Once you've registered and created a project, set your Neptune API token and full project name to the NEPTUNE_API_TOKEN and NEPTUNE_PROJECT environment variables, respectively.

export NEPTUNE_API_TOKEN="h0dHBzOi8aHR0cHM.4kl0jvYh3Kb8...6Lc"

To find your API token: In the bottom-left corner of the Neptune app, expand the user menu and select Get my API token.

export NEPTUNE_PROJECT="ml-team/classification"

To find your project: Your full project name has the form workspace-name/project-name.

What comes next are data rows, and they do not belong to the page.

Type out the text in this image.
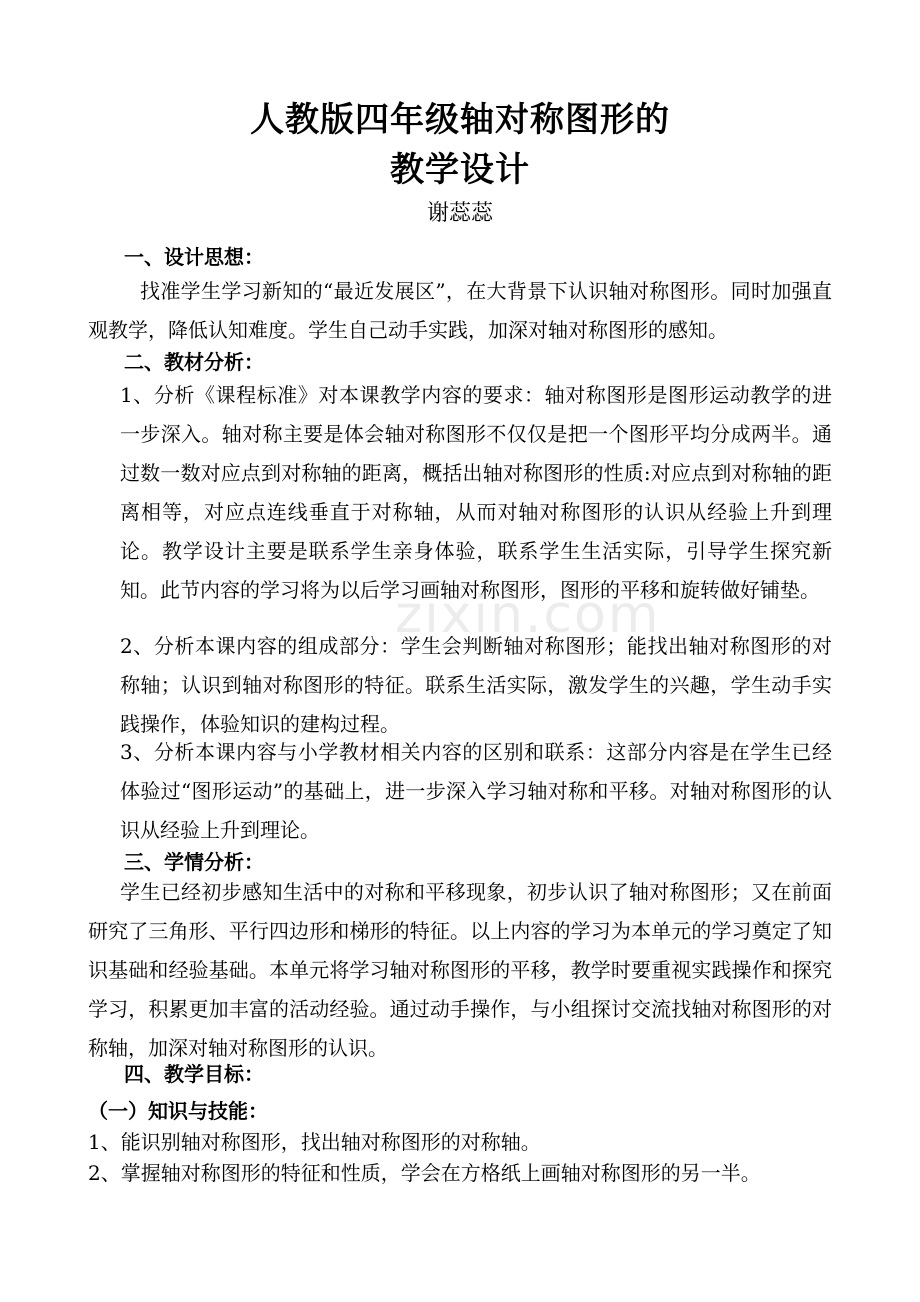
人教版四年级轴对称图形的
教学设计
谢蕊蕊
一、设计思想：
找准学生学习新知的“最近发展区”，在大背景下认识轴对称图形。同时加强直观教学，降低认知难度。学生自己动手实践，加深对轴对称图形的感知。
二、教材分析：
1、分析《课程标准》对本课教学内容的要求：轴对称图形是图形运动教学的进一步深入。轴对称主要是体会轴对称图形不仅仅是把一个图形平均分成两半。通过数一数对应点到对称轴的距离，概括出轴对称图形的性质:对应点到对称轴的距离相等，对应点连线垂直于对称轴，从而对轴对称图形的认识从经验上升到理论。教学设计主要是联系学生亲身体验，联系学生生活实际，引导学生探究新知。此节内容的学习将为以后学习画轴对称图形，图形的平移和旋转做好铺垫。
2、分析本课内容的组成部分：学生会判断轴对称图形；能找出轴对称图形的对称轴；认识到轴对称图形的特征。联系生活实际，激发学生的兴趣，学生动手实践操作，体验知识的建构过程。
3、分析本课内容与小学教材相关内容的区别和联系：这部分内容是在学生已经体验过“图形运动”的基础上，进一步深入学习轴对称和平移。对轴对称图形的认识从经验上升到理论。
三、学情分析：
学生已经初步感知生活中的对称和平移现象，初步认识了轴对称图形；又在前面研究了三角形、平行四边形和梯形的特征。以上内容的学习为本单元的学习奠定了知识基础和经验基础。本单元将学习轴对称图形的平移，教学时要重视实践操作和探究学习，积累更加丰富的活动经验。通过动手操作，与小组探讨交流找轴对称图形的对称轴，加深对轴对称图形的认识。
四、教学目标：
（一）知识与技能：
1、能识别轴对称图形，找出轴对称图形的对称轴。
2、掌握轴对称图形的特征和性质，学会在方格纸上画轴对称图形的另一半。
zixin.com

To copy the name, click the menu in the top-right corner and select Edit project details.


While it's not recommended especially for the API token, you can also pass your credentials in the code when initializing Neptune.

run = neptune.init_run(
    project="ml-team/classification",  # your full project name here
    api_token="h0dHBzOi8aHR0cHM6Lkc78ghs74kl0jvYh...3Kb8",  # your API token here
)

For more help, see Set Neptune credentials.

Creating and logging an explainer object#

  1. Prepare the data.

    import dalex as dx
    
    import pandas as pd
    
    from sklearn.neural_network import MLPClassifier
    from sklearn.preprocessing import StandardScaler, OneHotEncoder
    from sklearn.impute import SimpleImputer
    from sklearn.pipeline import Pipeline
    from sklearn.compose import ColumnTransformer
    
    import warnings
    
    warnings.filterwarnings("ignore")
    
    data = dx.datasets.load_titanic()
    
    X = data.drop(columns="survived")
    y = data.survived
    
    data.head(10)
    
  2. Create and fit a pipeline model.

    numerical_features = ["age", "fare", "sibsp", "parch"]
    numerical_transformer = Pipeline(
        steps=[
            ("imputer", SimpleImputer(strategy="median")),
            ("scaler", StandardScaler()),
        ]
    )
    
    categorical_features = ["gender", "class", "embarked"]
    categorical_transformer = Pipeline(
        steps=[
            ("imputer", SimpleImputer(strategy="constant", fill_value="missing")),
            ("onehot", OneHotEncoder(handle_unknown="ignore")),
        ]
    )
    
    preprocessor = ColumnTransformer(
        transformers=[
            ("num", numerical_transformer, numerical_features),
            ("cat", categorical_transformer, categorical_features),
        ]
    )
    
    classifier = MLPClassifier(
        hidden_layer_sizes=(150, 100, 50), max_iter=500, random_state=0
    )
    
    clf = Pipeline(
        steps=[("preprocessor", preprocessor), ("classifier", classifier)]
    )
    
    clf.fit(X, y)
    
  3. Import Neptune and start a run:

    import neptune
    
    run = neptune.init_run()  # (1)!
    
    1. If you haven't set up your credentials, you can log anonymously:

      neptune.init_run(
          api_token=neptune.ANONYMOUS_API_TOKEN,
          project="common/dalex-support",
      )
      
    If Neptune can't find your project name or API token

    As a best practice, you should save your Neptune API token and project name as environment variables:

    export NEPTUNE_API_TOKEN="h0dHBzOi8aHR0cHM6Lkc78ghs74kl0jvYh3Kb8"
    export NEPTUNE_PROJECT="ml-team/classification"
    

    You can, however, also pass them as arguments when initializing Neptune:

    run = neptune.init_run(
        api_token="h0dHBzOi8aHR0cHM6Lkc78ghs74kl0jvYh3Kb8",  # your token here
        project="ml-team/classification",  # your full project name here
    )
    
    • API token: In the bottom-left corner, expand the user menu and select Get my API token.
    • Project name: in the top-right menu: Edit project details.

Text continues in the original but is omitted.